Proper permissions for web directories 4

[jisoo23]

Hey everyone,

I have a website hosted on a linux server and I'm trying to figure out the proper permissions for subfolders within my public_html folder. Website visitors can get into my subfolders and peruse files via that parent directory structure page and I'd like to put a stop to it. Can anyone tell me what chmod settings would be appropriate to allow webpages to still be accessible but not the directory?

Thanks in advance,
Jisoo23

 

[sedj]

Simplest answer is : Don't put any files you don't want anyone to see under a folder which your webserver can access.

Not so simple answer is to password protect your folders. If using Apache, you can do this with a .htaccess file (see google for syntax, or ask in the Apache forum).

--------------------------------------------------
Free Java/J2EE Database Connection Pooling Software

http://www.primrose.org.uk

 

[thedaver]

I will reiterate sedj's thoughts;

Webservers almost always operate using the concept of a "webroot" folder, from which all decendants are regarded as web content.

Yes you can password protect folders with .htaccess or other security controls, but the more appropriate posture is to NOT have data under that hierarchy at all!

I'm sure you've not given us the detail as to why you're in this situation, but as far as free advice goes and given the detail you've shared, our answers are probably appropriate.

D.E.R. Management - IT Project Management Consulting

http://www.dermanagement.com/

 

[RhythmAce]

If you are saying that vistors can see a directory index, then you can prevent this by putting an index.html in all your directories where you don't want a directory index displayed. To answer your chmod question, the usual settings are for directories to be 755 and your web pages to be set to 644. However, chmod is not the solution in this case because you would have to deny apache access to those directories. Placing a default index page such as index.html will prevent them from quessing a file name or just entering a directory name.

 

[jisoo23]

sedj and thedaver,

The files in question are website html files and graphics used in the website. The problem is that when someone simply types in the directory name (i.e.

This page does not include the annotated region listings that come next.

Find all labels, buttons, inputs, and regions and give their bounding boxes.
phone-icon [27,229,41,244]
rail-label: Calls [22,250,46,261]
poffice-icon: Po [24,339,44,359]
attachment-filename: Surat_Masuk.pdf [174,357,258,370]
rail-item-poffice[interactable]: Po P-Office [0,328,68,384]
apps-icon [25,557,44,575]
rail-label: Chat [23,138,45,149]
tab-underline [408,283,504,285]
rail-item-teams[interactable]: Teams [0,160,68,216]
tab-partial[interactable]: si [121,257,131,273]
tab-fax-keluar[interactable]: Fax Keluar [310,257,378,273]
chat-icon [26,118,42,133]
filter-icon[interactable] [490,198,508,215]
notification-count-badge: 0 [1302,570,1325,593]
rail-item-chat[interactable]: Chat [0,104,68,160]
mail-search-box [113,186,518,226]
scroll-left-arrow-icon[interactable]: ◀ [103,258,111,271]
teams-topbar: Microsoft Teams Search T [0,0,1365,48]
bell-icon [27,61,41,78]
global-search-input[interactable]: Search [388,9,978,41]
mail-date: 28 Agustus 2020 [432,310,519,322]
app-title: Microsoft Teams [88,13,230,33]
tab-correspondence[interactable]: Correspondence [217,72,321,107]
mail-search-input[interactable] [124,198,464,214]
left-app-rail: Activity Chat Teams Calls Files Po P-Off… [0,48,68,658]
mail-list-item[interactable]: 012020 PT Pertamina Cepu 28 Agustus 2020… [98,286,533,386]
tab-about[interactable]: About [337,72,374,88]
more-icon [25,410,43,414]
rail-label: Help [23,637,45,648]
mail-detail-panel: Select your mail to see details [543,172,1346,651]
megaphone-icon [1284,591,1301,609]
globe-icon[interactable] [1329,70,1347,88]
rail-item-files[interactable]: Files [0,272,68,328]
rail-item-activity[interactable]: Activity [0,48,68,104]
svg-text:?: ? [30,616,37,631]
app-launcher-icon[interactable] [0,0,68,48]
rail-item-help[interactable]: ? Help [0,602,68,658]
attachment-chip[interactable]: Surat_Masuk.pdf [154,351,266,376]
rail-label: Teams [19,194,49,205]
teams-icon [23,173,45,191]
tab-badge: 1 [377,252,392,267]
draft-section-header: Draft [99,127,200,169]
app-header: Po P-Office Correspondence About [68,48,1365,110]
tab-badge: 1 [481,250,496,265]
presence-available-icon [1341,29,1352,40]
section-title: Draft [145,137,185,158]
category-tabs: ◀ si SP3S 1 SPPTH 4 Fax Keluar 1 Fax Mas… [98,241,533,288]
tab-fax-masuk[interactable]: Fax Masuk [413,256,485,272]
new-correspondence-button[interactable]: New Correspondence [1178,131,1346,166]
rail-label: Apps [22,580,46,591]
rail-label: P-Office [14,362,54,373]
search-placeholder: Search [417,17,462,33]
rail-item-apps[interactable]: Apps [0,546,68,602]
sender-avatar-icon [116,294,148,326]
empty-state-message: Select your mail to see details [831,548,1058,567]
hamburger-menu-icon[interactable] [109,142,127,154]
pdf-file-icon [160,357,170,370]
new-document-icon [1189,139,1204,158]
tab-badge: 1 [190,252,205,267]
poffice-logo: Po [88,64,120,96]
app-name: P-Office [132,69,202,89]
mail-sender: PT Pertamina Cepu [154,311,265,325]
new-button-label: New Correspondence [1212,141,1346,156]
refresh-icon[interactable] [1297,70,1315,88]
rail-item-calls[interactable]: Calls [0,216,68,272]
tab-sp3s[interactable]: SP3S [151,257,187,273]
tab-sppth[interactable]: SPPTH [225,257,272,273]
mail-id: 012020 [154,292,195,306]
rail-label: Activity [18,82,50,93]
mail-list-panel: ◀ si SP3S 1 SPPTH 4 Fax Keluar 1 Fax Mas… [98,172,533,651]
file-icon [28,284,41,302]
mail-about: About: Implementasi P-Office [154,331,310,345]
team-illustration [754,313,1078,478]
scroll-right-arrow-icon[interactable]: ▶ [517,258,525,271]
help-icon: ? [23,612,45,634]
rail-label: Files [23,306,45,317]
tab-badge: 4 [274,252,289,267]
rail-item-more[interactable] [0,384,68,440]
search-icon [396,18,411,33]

http://www.mywebsite/subfolder)

they see a listing of the webpage filenames or graphics. I'm just trying to keep that from happening. I may try RhythmAce's suggestion although that's probably not a full-proof solution. I can see moving my graphics to a non-web accessible directory but not my html files.

 

[thedaver]

Boy, I'd swear that Apache has a "no dirlist" parameter for webroots...

Only way I know to solve it is to "touch index.htm" for every folder that doesn't have it...

This behavior hearkens back to the early days when people trusted other people on the web.... quaint thought ain't it?

D.E.R. Management - IT Project Management Consulting

http://www.dermanagement.com/

 

[Annihilannic]

I think you'll find sedj's solution (.htaccess) will also do the trick.

Annihilannic.

 

[jisoo23]

Thanks guys, I'll try the .htaccess method.

 

[flugh]

You need to look into the "Options" directive in Apache, something like "Options -Indexes". That will prevent directory listing on all affected directories without having to remember to make a blank index file.

----
JBR

 

[thedaver]

Thanks flugh! I was sure Apache had a no-indexes parameter!
Now I feel less insane.

D.E.R. Management - IT Project Management Consulting

http://www.dermanagement.com/

 

[jisoo23]

Thanks for the information flugh! Would I need to look in some sort of config file for this "Options" directive? I'm on a shared web hosting service, so I'm kind of learning how to get around through Cpanel. If I knew what file needed to be edited (if any) I'd have a better idea of where to look.

Thanks again!

 

[RhythmAce]

Apache's config file is called httpd.conf. However, You do not have access to it because any changes would require a restart of the server and you can see the foolishness in that. This is why .htaccess comes in handy. You can use virtually all the same directives.